KUWAIT CITY, Jan 30: Qurain Petrochemical Industries Company (QPIC) posted net profit of KD 3,664,151 for the nine months ended Dec 31, 2012. This is compared to a loss of KD 88,527 made during the same period last year, representing an increase by KD 3,752,678. Earnings per share (EPS) for the said period stood at 3.36 fils compared to an EPS of (0.08) fils per share at the end of December 2011. Total assets stood at KD 245.66 million as at Dec 31, 2012 compared to KD 256.09 million on March 31, 2012, a decrease of 4% or KD 10.43 million. This is attributed to dividend payout to shareholders for 2012.

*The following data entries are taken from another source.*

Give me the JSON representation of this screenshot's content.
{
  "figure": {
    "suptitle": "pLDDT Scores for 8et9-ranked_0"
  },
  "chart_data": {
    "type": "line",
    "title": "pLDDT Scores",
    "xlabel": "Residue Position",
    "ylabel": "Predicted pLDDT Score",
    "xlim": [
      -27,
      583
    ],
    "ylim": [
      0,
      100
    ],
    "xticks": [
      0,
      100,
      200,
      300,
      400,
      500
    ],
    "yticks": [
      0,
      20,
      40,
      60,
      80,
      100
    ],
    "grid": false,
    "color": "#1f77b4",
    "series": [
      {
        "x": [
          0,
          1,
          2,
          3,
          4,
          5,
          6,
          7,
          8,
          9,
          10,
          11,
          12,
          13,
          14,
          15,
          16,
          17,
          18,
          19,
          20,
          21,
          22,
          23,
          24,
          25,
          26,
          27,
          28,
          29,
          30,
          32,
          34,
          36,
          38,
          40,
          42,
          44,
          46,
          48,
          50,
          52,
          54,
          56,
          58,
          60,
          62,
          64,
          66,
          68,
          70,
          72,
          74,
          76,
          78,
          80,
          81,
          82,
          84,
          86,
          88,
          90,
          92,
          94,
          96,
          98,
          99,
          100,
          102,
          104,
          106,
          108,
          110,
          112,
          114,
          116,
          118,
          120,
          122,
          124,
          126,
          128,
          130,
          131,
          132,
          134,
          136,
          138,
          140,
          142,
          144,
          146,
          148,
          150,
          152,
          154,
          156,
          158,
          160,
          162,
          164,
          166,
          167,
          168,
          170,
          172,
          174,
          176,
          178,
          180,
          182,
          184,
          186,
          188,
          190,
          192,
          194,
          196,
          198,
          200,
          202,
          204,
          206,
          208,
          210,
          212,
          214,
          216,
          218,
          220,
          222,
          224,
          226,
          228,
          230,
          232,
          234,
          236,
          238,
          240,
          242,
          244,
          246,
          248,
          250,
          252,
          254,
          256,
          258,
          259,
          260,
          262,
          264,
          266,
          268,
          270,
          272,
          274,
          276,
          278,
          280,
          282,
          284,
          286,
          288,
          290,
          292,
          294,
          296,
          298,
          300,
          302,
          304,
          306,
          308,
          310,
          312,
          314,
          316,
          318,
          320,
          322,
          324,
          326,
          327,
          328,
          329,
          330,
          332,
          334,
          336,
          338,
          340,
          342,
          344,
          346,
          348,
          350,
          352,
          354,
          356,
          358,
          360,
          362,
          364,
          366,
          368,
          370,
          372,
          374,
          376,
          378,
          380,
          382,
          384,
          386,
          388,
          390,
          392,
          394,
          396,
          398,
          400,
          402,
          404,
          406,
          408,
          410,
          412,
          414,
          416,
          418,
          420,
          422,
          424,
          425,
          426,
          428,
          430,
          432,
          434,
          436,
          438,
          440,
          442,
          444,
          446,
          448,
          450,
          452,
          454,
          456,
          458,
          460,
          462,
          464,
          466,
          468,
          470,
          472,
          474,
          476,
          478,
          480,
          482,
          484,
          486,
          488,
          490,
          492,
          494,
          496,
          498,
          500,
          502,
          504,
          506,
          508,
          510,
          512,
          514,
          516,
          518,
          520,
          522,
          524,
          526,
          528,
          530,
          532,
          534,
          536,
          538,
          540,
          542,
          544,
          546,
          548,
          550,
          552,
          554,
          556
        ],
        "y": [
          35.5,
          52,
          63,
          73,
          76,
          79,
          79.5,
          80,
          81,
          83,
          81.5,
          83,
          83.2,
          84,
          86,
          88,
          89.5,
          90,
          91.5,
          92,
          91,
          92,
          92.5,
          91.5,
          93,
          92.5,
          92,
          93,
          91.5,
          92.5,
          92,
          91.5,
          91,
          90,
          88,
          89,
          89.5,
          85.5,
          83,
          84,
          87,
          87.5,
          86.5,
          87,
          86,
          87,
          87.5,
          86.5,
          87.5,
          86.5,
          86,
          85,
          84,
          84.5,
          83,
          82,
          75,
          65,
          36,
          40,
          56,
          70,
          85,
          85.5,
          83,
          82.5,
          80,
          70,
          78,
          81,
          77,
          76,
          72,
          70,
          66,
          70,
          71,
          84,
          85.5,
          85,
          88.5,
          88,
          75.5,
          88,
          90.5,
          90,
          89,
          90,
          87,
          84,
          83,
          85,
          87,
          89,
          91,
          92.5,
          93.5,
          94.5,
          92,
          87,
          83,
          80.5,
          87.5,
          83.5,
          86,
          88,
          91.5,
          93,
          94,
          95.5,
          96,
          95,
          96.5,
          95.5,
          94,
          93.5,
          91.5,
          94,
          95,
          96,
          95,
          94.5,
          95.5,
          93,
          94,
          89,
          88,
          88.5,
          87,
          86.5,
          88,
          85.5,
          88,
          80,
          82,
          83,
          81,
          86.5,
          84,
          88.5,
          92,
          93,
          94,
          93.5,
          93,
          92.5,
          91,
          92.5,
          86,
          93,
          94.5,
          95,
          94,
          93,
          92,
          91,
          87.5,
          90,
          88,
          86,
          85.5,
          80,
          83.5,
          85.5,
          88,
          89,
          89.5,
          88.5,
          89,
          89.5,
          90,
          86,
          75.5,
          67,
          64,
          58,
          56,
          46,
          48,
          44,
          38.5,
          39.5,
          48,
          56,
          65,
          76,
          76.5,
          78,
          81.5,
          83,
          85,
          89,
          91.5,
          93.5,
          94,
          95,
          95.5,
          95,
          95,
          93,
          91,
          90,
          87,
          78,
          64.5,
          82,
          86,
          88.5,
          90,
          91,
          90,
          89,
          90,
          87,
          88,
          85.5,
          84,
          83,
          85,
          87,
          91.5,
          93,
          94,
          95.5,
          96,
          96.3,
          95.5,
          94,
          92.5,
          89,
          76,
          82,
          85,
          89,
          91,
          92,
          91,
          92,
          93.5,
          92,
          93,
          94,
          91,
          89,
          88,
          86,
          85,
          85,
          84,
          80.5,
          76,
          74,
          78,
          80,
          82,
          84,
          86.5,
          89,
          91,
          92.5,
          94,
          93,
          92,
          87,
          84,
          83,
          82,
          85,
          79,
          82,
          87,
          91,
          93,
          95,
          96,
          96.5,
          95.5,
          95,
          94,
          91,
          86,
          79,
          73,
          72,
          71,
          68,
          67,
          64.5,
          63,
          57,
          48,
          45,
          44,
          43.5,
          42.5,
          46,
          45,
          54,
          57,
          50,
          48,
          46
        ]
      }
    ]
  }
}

Commenting on the results, Sheikh Mubarak Abdullah Al Mubarak Al Sabah, QPIC’s Chairman, said that the Board of Directors approved the company’s financial statements for the third quarter of the financial year 2012/2013, adding that the profits exceeded expectations:

“The two major factors contributed to achieving better than expected results; the capital gains realized from Equate’s share buyback and QPIC’s share of income in Kuwait Aromatics Company (KARO). The capital gains from Equate amounted to KD 1.75 million, whereby KARO contributed for the rest owing to its share of its investment in The Kuwait Styrene Company (TKSC).”

On KARO’s Paraxylene project, Sheikh Mubarak added:
“QPIC is exploring ways to improve the project’s profitability along with KARO’s management and project partners; Petrochemical Industries Company and Kuwait National Petroleum Company. QPIC is waiting for Kuwait Petroleum Corporation’s action to take suitable measures to resolve pending issues in order to prevent the project from faltering.”

As for QPIC’s future plans, he said:
“QPIC is actively seeking new partnerships with well reputed entities and major financial consulting agencies to select viable and reliable investments across the GCC and the Middle East region, in collaboration with leading global investment banks and consultants.”